Personal information
- Full name: Samuel Emem Eduok
- Date of birth: 31 January 1994 (age 32)
- Place of birth: Itu, Nigeria
- Height: 1.76 m (5 ft 9 in)
- Positions: Winger; striker;

Senior career*
- Years: Team / Apps / (Gls)
- 2011–2014: Dolphins
- 2013: → Akwa United (loan)
- 2015–2017: Espérance / 24 / (7)
- 2016–2017: → Kasımpaşa (loan) / 29 / (4)
- 2017–2019: Kasımpaşa / 78 / (19)
- 2019: BB Erzurumspor / 15 / (4)
- 2019–2023: Hajduk Split / 34 / (12)
- 2020: → Konyaspor (loan) / 4 / (0)

International career^{‡}
- Nigeria U20
- 2015–: Nigeria / 1 / (0)

= Samuel Eduok =

Nigerian association football player

Samuel Emem Eduok (born 31 January 1994) is a Nigerian professional footballer who plays as a winger and striker.

==Club career==
Born in Itu, Eduok played for Dolphins and Akwa United, and was the second-top scorer in the 2014 Nigeria Premier League with 20 goals. In December 2014 he signed a contract with Norwegian club Sarpsborg 08; after changing his mind he signed a second contract with Tunisian club Espérance in January 2015, resulting in a transfer row. He completed the transfer to Espérance later that month.

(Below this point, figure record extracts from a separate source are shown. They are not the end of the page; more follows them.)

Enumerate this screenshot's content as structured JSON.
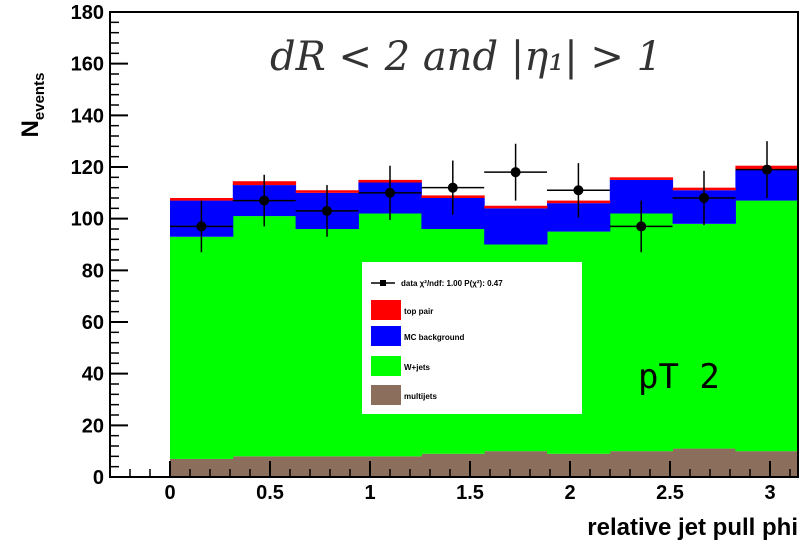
{
  "chart_data": {
    "type": "bar",
    "title": "",
    "xlabel": "relative jet pull phi",
    "ylabel": "N_events",
    "xlim": [
      -0.3,
      3.14
    ],
    "ylim": [
      0,
      180
    ],
    "x_edges": [
      0,
      0.314,
      0.628,
      0.942,
      1.257,
      1.571,
      1.885,
      2.199,
      2.513,
      2.827,
      3.142
    ],
    "x_ticks": [
      {
        "value": 0,
        "label": "0"
      },
      {
        "value": 0.5,
        "label": "0.5"
      },
      {
        "value": 1,
        "label": "1"
      },
      {
        "value": 1.5,
        "label": "1.5"
      },
      {
        "value": 2,
        "label": "2"
      },
      {
        "value": 2.5,
        "label": "2.5"
      },
      {
        "value": 3,
        "label": "3"
      }
    ],
    "y_ticks": [
      {
        "value": 0,
        "label": "0"
      },
      {
        "value": 20,
        "label": "20"
      },
      {
        "value": 40,
        "label": "40"
      },
      {
        "value": 60,
        "label": "60"
      },
      {
        "value": 80,
        "label": "80"
      },
      {
        "value": 100,
        "label": "100"
      },
      {
        "value": 120,
        "label": "120"
      },
      {
        "value": 140,
        "label": "140"
      },
      {
        "value": 160,
        "label": "160"
      },
      {
        "value": 180,
        "label": "180"
      }
    ],
    "series": [
      {
        "name": "multijets",
        "color": "#8c6e5d",
        "values": [
          7,
          8,
          8,
          8,
          9,
          10,
          9,
          10,
          11,
          10
        ]
      },
      {
        "name": "W+jets",
        "color": "#00ff00",
        "values": [
          86,
          93,
          88,
          94,
          87,
          80,
          86,
          92,
          87,
          97
        ]
      },
      {
        "name": "MC background",
        "color": "#0000ff",
        "values": [
          14,
          12,
          14,
          12,
          12,
          14,
          11,
          13,
          13,
          12
        ]
      },
      {
        "name": "top pair",
        "color": "#ff0000",
        "values": [
          1,
          1.5,
          1,
          1,
          1,
          1,
          1,
          1,
          1,
          1.5
        ]
      }
    ],
    "data_points": {
      "name": "data",
      "x": [
        0.157,
        0.471,
        0.785,
        1.1,
        1.414,
        1.728,
        2.042,
        2.356,
        2.67,
        2.985
      ],
      "y": [
        97,
        107,
        103,
        110,
        112,
        118,
        111,
        97,
        108,
        119
      ],
      "yerr": [
        10,
        10,
        10,
        10.5,
        10.5,
        11,
        10.5,
        10,
        10.5,
        11
      ],
      "xerr": 0.157
    },
    "legend": {
      "placement": "center",
      "data_label": "data χ²/ndf: 1.00 P(χ²): 0.47",
      "entries": [
        "top pair",
        "MC background",
        "W+jets",
        "multijets"
      ]
    },
    "annotations": {
      "formula": "dR < 2 and |η₁| > 1",
      "tag": "pT 2"
    }
  }
}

He moved initially on loan to Turkish club Kasımpaşa in August 2016. The loan deal became permanent at the end of the 2016–17 season.

In January 2019 he signed for BB Erzurumspor. He left the club at the end of the season.

On 19 July 2019 Eduok signed for Croatian First Football League club HNK Hajduk Split. He signed a 3-year contract and was given the number 11 shirt. Eduok scored on debut for Hajduk, coming off the bench and netting the 3rd goal in a 3–0 win over NK Varaždin at Stadion Varteks.

In August 2020 he signed for Turkish club Konyaspor on loan.

==International career==
Eduok has played for the Nigeria under-20s, and played at the 2013 FIFA U-20 World Cup.

On Friday, 7 November 2014, he scored the first professional goal at the Godswill Akpabio International Stadium, Uyo, via a 35th-minute header off Solomon Kwambe's assist, as the home-based Super Eagles beat Ghana U23 team 1–0, in an unofficial international friendly held to commission the sports complex.

He had to pull out of the senior national team in January 2015 due to his ongoing club transfer row.

He made his senior debut as a 69th-minute substitute in the 2017 Cup of Nations qualifier at Tanzania.